Chapter 2
Vaughn
No, not Elizabeth, of course.
This girl is far too young.
But there’s something about those huge green eyes, the heart-shaped face—
“I’m her daughter, Lily,” she says.
And just like that, my chest seizes up. Black spots appear in front of my vision.
“Her daughter?” I echo and my voice comes out as a rasp.
I take in this feisty, half-drowned thing, glaring at me with arms folded, eyes blazing. Make-up smudged under her eyes, hair plastered down, and wet clothes clinging to what look like dangerous curves.
Yes, Elizabeth’s daughter. Protectiveness surges in me. The same protective instinct I had for her mother.

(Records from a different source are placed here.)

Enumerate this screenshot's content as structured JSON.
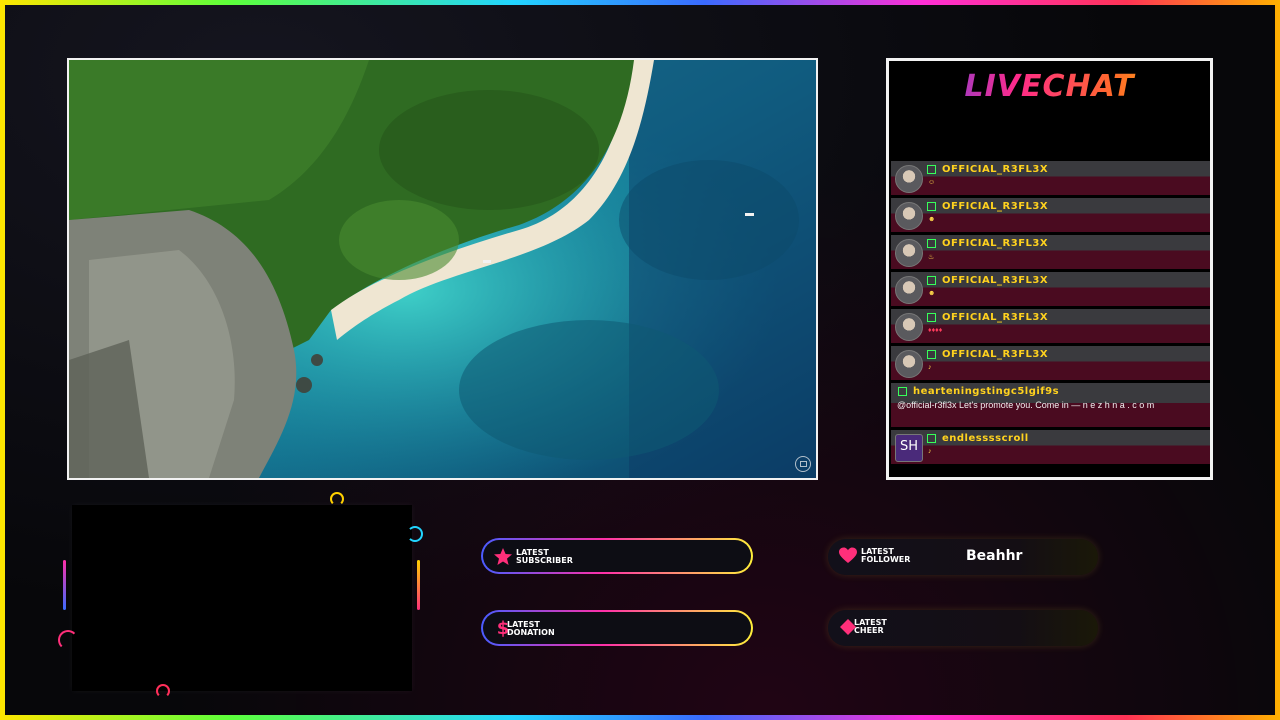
{
  "chat": {
    "title": "LIVECHAT",
    "messages": [
      {
        "user": "OFFICIAL_R3FL3X",
        "text": "☺"
      },
      {
        "user": "OFFICIAL_R3FL3X",
        "text": "☻"
      },
      {
        "user": "OFFICIAL_R3FL3X",
        "text": "♨"
      },
      {
        "user": "OFFICIAL_R3FL3X",
        "text": "☻"
      },
      {
        "user": "OFFICIAL_R3FL3X",
        "text": "♦♦♦♦"
      },
      {
        "user": "OFFICIAL_R3FL3X",
        "text": "♪"
      },
      {
        "user": "hearteningstingc5lgif9s",
        "text": "@official-r3fl3x Let's promote you. Come in — n e z h n a . c o m"
      },
      {
        "user": "endlesssscroll",
        "avatar_text": "SH",
        "text": "♪"
      }
    ]
  },
  "alerts": {
    "subscriber": {
      "label_line1": "LATEST",
      "label_line2": "SUBSCRIBER",
      "value": ""
    },
    "follower": {
      "label_line1": "LATEST",
      "label_line2": "FOLLOWER",
      "value": "Beahhr"
    },
    "donation": {
      "label_line1": "LATEST",
      "label_line2": "DONATION",
      "value": ""
    },
    "cheer": {
      "label_line1": "LATEST",
      "label_line2": "CHEER",
      "value": ""
    }
  },
  "colors": {
    "username": "#ffd21e",
    "mod_badge": "#37ff5a",
    "chat_bar": "#4a0b20",
    "accent_pink": "#ff2f7a"
  },
  "icons": {
    "subscriber": "star-icon",
    "follower": "heart-icon",
    "donation": "dollar-icon",
    "cheer": "diamond-icon"
  }
}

I’m damned if she doesn’t smell a little like her mom, too—sweet, honey, citrusy. Riper though. Elizabeth was still a teen when she disappeared, but Lily smells like a grown woman. And my animal notices. It’s pushing up beneath my skin, agitating me.
I shove my beast back down, and I realize two things—the thought of her mom seems to make Lily sad, and she’s shivering like crazy.
“Let’s get you inside.” I snatch a key out of my leathers and stride toward the front door.
“You have a key?” she demands. Vulnerable, but full of fire, just like her mom.
“Sure do.” Now is not the time to explain everything. I unlock the door and hold it open for her.
She stalks through and hesitates. “I don’t know if I should be inviting a stranger into my house.
” She narrows her eyes at me, but there’s a flicker of nerves in them, and it strikes my chest like a dart.
She’s scared at the thought of being closed up in the house with me.
I don’t blame her. I’m at least double her size.
If she’s part shifter, as I think she is, she can probably tell I’m an Alpha.
And I probably look intimidating as hell in my leathers.
The last few years have been brutal. I’ve been brutal.
This house is the only time I’m soft; the only time I remember soft things. And the last thing I want is for Lily’s daughter to fear me.
“I’m Vaughn,” I tell her. “An old friend of your mom’s. She gave me a key when she left. I promised to keep an eye on the place for her—”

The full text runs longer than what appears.